Im November 1933 ging August Pirker auf Vorschlag von Johann („Robert“) Täubl, dem Organisationsleiter des ZK der KPÖ, in die Sowjetunion, wo er im Tscheljabinsker Traktorenwerk Arbeit fand. Im September 1935 wurde Pirker an die Internationale Leninschule in Moskau delegiert, wo er den „Kurzen Kurs“ bis August 1936 als „Gustav Ellinger“ belegte.10 Sein Besuch  der  Kaderschule in  Moskau  fiel  in  die  Zeit  nach  dem VII. Weltkongress der Kommunistischen Internationale im Sommer 1935, sodass im Unterricht u.a. die Anwendung der Einheitsfrontund Volksfronttaktik bzw. die Taktik des „Trojanischen Pferdes“, die Unterwanderung faschistischer Organisationen, auf dem Lehrplan standen.11 Ende Dezember 1936 kehrte Pirker wieder zur Parteiarbeit nach Graz zurück, wo er innerhalb der Sozialen Arbeitsgemeinschaft (SAG) der Vaterländischen Front im Sinne der Volksfrontpolitik aktiv wurde. Anfang des Jahres 1938 wurde er schließlich auf einer Konferenz in der Nähe von Graz zum Bezirksobmann der KPÖ gewählt.12 Über diese Phase im Februar 1938 berichtete Pirker 50 Jahre später: „Als die SAG gegründet wurde, sind wir in sie eingetreten und haben unter dem Deckmantel arbeiten können.

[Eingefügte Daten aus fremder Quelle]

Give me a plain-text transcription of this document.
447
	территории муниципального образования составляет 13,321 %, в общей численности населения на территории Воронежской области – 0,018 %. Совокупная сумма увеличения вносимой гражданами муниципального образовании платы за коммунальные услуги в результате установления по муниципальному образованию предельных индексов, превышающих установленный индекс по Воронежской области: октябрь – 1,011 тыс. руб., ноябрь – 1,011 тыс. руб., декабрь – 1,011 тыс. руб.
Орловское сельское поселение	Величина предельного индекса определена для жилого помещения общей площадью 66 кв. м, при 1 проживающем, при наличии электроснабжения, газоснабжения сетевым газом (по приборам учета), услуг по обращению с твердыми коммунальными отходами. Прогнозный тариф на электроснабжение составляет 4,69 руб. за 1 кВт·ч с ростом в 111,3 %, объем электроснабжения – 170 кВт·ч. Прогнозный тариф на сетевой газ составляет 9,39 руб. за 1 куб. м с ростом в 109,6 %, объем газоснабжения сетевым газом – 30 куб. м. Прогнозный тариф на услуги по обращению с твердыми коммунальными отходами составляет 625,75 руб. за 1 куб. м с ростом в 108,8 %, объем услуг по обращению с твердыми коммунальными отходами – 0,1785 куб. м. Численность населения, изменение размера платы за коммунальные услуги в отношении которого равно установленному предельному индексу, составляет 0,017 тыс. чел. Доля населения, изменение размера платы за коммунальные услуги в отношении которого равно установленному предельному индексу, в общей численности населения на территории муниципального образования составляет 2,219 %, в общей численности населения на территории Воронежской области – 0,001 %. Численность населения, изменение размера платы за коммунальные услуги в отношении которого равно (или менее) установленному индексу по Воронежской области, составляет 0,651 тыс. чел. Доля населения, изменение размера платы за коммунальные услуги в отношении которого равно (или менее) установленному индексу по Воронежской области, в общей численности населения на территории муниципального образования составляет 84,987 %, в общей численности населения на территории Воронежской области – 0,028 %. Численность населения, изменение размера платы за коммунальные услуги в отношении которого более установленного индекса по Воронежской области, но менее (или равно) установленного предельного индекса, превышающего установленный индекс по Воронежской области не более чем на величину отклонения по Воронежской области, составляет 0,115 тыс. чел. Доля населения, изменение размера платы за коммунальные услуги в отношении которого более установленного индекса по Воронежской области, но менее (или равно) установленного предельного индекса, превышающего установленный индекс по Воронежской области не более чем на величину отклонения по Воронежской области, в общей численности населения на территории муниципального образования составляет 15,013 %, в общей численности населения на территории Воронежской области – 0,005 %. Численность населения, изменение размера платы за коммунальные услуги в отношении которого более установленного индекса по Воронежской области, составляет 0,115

Im Jahr 1938 haben sich dann aber die Ereignisse fast von Tag zu Tag überstürzt. Schuschnigg hatte den Arbeitern einiges versprochen und wir haben die Hoffnung gehabt, über kurz oder lang wieder legal arbeiten zu können und vollständige Presseund Koalitionsfreiheit zu bekommen. Aber die Nazis sind damals schon sehr offen aufgetreten, haben die Hakenkreuzfahne am Rathaus gehisst und offen zur Schau gestellt: Wir sind schon da! Nun hat auch die Vaterländische Front etwas  machen müssen.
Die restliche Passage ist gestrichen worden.